The memorial stupa, which will cost $87,000, will be funded by the German government via the Victims Support Section of the court, known as the Extraordinary Chambers in the Courts of Cambodia (ECCC).
The project will be implemented outside the judicial procedures of the court, meaning it will not be part of official “collective and moral” reparations projects that hinge on a guilty verdict in Case 002/01 next month.
“Non-judicial measures or programs are initiatives identified and implemented for the benefit of general victims of the Khmer Rouge regime,” the ECCC said in a statement on Tuesday.
“They are separate from Civil Party reparation projects, which are decided by the Judges in a case verdict.”
The ECCC and the Ministry of Culture are to sign a memorandum of understanding today at the museum.

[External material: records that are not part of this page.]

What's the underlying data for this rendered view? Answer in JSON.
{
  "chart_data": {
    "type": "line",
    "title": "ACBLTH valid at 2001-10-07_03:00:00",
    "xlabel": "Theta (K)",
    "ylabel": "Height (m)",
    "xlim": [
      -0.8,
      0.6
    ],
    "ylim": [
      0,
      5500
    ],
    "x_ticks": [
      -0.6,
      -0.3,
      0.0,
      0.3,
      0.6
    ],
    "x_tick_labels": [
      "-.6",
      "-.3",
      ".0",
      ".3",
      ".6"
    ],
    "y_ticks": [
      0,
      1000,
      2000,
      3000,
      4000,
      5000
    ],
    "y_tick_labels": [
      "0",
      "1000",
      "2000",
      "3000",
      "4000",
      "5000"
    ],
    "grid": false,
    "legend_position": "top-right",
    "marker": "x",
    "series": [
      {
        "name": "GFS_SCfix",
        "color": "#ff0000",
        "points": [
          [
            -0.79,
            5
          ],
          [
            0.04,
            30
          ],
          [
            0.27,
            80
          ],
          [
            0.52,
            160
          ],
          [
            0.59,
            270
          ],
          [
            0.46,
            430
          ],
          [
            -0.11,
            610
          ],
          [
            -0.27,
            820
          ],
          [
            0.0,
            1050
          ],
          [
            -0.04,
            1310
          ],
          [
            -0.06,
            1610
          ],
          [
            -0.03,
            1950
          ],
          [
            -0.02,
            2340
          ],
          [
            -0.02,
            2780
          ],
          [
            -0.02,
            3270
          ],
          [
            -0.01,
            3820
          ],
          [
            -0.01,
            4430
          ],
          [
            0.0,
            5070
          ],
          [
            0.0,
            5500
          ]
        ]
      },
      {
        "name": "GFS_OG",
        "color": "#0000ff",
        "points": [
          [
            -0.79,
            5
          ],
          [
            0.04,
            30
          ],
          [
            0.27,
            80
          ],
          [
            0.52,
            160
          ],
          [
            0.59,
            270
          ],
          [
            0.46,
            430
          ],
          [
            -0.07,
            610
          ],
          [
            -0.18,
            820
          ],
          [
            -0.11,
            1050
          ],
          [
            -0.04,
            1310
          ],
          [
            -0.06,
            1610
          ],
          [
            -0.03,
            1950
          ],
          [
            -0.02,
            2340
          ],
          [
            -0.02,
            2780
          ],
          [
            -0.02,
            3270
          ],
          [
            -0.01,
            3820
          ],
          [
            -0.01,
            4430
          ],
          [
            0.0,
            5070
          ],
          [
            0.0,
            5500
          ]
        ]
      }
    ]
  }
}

The former high school saw the torture and deaths of at least 12,000 people when it functioned as the S-21 prison under the Democratic Kampuchea regime.
The prison’s notorious chief, Kaing Guek Eav, or Duch, was sentenced to life in 2012 by the tribunal.
Court spokesman Neth Pheaktra said that the project was expected to be completed by March 2015, with the construction of the Buddhist stupa itself to take about six months. The Culture Ministry will design the monument, he said.
The stupa, while widely welcomed, has been the subject of controversy due to plans to inscribe the names of victims or list them in a book nearby.
Some 70 per cent of those killed at S-21 were Khmer Rouge cadres rounded up during a frenzy of internal purges and many fear that listing names could upset families reading their relatives names next to the names of cadres.
Pheaktra said whether names would be inscribed on the stupa was “still under discussion”.
Hab Touch, director-general of the heritage department at the Culture Ministry, also said yesterday that no decision had been made on that front.
“Victims have asked us to inscribe the names, but we will have a meeting to talk about this first.… We want to do [this project] as soon as possible,” he said.
The stupa, Touch added, would occupy a 10-square-metre plot of land within the museum’s grounds.
Former S-21 prisoner Bou Meng, who because of his ability to paint portraits of Pol Pot was one of the few who made it out of the detention centre alive, said yesterday that he wanted the names of victims to be on the memorial to preserve their memory.
“I am happy [about the stupa] because my wife was killed there. I want my wife’s name to be inscribed on it so the world and the young generation of Khmers can know. This is evidence. I want the names
[of victims] to be put there as history.”
But Chum Mey, another surviving victim, told the Post in May that he opposed the inscription of names. Mey could not be reached for comment yesterday.